The Maliki government has countered by announcing an oil exploration acreage tender for foreign investors this month in an effort to show that as the centralized authority, it can and will develop resources across the entire country. The tender is both an exercise to reassert control over wayward regions seeking authority in oil and gas contracting and to counter criticism that the distribution of investments has so far not been implemented fairly by the current government. The tender includes three exploration blocks in Anbar near the western border with Jordan, two in Ninewa in the northwest by Syria, one just east of Baghdad, and several in southeastern Iraq near Najaf and in Diyala. But the tender is considered too little too late and comes against not only the reality of the ongoing dispute with the KRG, which is pursuing its own independent export policies with Turkey, but also against the backdrop of ambitions for an independent oil and gas industry for the Anbar region, which has already signed an exploration deal with Korean firm Kogas and is likely to pursue an energy export corridor (backed by Saudi Arabia) with the ‘new’ Syria, should a Sunni government take hold there.

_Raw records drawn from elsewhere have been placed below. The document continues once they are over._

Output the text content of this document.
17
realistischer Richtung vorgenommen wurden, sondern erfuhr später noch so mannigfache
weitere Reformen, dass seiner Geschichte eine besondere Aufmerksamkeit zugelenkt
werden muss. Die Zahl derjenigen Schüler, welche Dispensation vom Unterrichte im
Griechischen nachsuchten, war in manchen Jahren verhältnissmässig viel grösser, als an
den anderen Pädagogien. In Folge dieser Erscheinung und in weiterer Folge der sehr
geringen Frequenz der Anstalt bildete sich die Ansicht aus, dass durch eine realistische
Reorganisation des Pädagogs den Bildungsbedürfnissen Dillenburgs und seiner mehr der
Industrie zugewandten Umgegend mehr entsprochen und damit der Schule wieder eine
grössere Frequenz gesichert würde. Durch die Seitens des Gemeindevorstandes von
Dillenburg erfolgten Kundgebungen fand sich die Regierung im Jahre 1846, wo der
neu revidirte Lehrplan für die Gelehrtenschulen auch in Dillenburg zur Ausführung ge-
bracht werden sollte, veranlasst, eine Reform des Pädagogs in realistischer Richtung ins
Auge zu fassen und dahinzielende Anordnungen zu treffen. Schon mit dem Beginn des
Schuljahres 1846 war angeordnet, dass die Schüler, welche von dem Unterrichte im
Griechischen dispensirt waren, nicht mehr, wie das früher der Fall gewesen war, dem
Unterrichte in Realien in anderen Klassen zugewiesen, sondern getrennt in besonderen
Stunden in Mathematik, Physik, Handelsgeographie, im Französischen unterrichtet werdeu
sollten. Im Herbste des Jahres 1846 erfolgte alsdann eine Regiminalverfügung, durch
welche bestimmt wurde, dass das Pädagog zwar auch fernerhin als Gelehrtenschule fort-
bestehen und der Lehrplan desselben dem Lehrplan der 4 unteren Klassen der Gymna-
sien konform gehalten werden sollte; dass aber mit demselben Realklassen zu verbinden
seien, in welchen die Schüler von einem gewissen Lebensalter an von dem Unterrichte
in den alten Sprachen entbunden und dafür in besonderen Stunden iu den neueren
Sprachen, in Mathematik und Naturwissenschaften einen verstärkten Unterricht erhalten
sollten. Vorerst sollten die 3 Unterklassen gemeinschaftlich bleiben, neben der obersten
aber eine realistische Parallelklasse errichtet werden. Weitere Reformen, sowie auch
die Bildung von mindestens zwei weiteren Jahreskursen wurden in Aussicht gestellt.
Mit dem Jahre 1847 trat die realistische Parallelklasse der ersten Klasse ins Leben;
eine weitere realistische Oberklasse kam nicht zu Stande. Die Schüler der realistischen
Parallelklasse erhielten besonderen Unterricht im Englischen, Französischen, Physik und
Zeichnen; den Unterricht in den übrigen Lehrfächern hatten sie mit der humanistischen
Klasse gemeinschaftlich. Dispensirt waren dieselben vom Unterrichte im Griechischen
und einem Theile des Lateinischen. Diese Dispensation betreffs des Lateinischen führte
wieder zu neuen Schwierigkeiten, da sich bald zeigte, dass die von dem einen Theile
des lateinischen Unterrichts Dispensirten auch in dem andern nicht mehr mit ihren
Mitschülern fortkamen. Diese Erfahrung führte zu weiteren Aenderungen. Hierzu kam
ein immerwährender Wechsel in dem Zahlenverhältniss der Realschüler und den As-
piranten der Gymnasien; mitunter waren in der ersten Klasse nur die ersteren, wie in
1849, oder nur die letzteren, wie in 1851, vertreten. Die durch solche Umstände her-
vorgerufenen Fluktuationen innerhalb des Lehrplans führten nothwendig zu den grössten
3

There are even hints that leaders around the oil-rich Basra region would like to control their own oil fate.
The upshot of the tendency toward autonomy goes beyond the problematic of political agreement inside Iraq. It has raised the specter that important regions will pursue their own foreign policy interests without consideration of the central government and/or a unified vision for international relations. The United States, while pretending to pay lip service to the center’s one state oil investment policy, has actually encouraged autonomous oil development in Anbar and elsewhere, focusing on the ‘income’ potential but failing to understand the political dangers this poses to a unified Iraq. Unwittingly, the US has laid the groundwork for the political devolution in Iraq that it sought to avoid.
The Iraqi central government may be counting on using the increasing oil revenue from southern Iraq to feed a war chest to assert itself across the country. But even this is risky business. The flap over whether ExxonMobil could or couldn’t take on a production sharing deal with the Kurds and still maintain its position as a key investor with the central government’s program in the major southern oil fields prompted the US major to withdraw as project leader of the Common Seawater Supply Facility (CSSF) project, a massive seawater processing and injection scheme that will be critical to the major expansion of Iraq’s largest oil fields. More recently, in light of continuing logistical problems with the CSSF, natural gas development, and other components needed to move the expansion program forward, the Iraqi central government has begun talks to downsize the unrealistic output targets for various oil field development programs, including Royal Dutch Shell’s capacity building project at super-giant Majnoon field. Norway’s Statoil has already withdrawn from its deal for West Qurna-2.
In sum, the promise of an oil renaissance in Iraq that would give it a head start at nation-building can fade quickly if its political leaders cannot figure out how to forge a national vision for a unified oil policy. And this sad truth should be a cautionary tale for the entire region.
In light of the Arab Awakening, the struggle for who controls the riches from oil and gas resources across the Middle East may yet turn out to be like hidden corpses uncovered when drought dries a river bed. Libya’s civil war highlighted the long-standing acrimony spawned by Qadhafi’s failure to share oil revenues with Libya’s oil-rich eastern provinces. The Benghazians are bent to ensure they will now have their day in the sun; the same can be said for South Sudan. And with the Middle East citizenry ever more assertive of its rights and interests, the days in which sectarian minorities allow themselves to be deprived the spoils from oil under their feet may be numbered.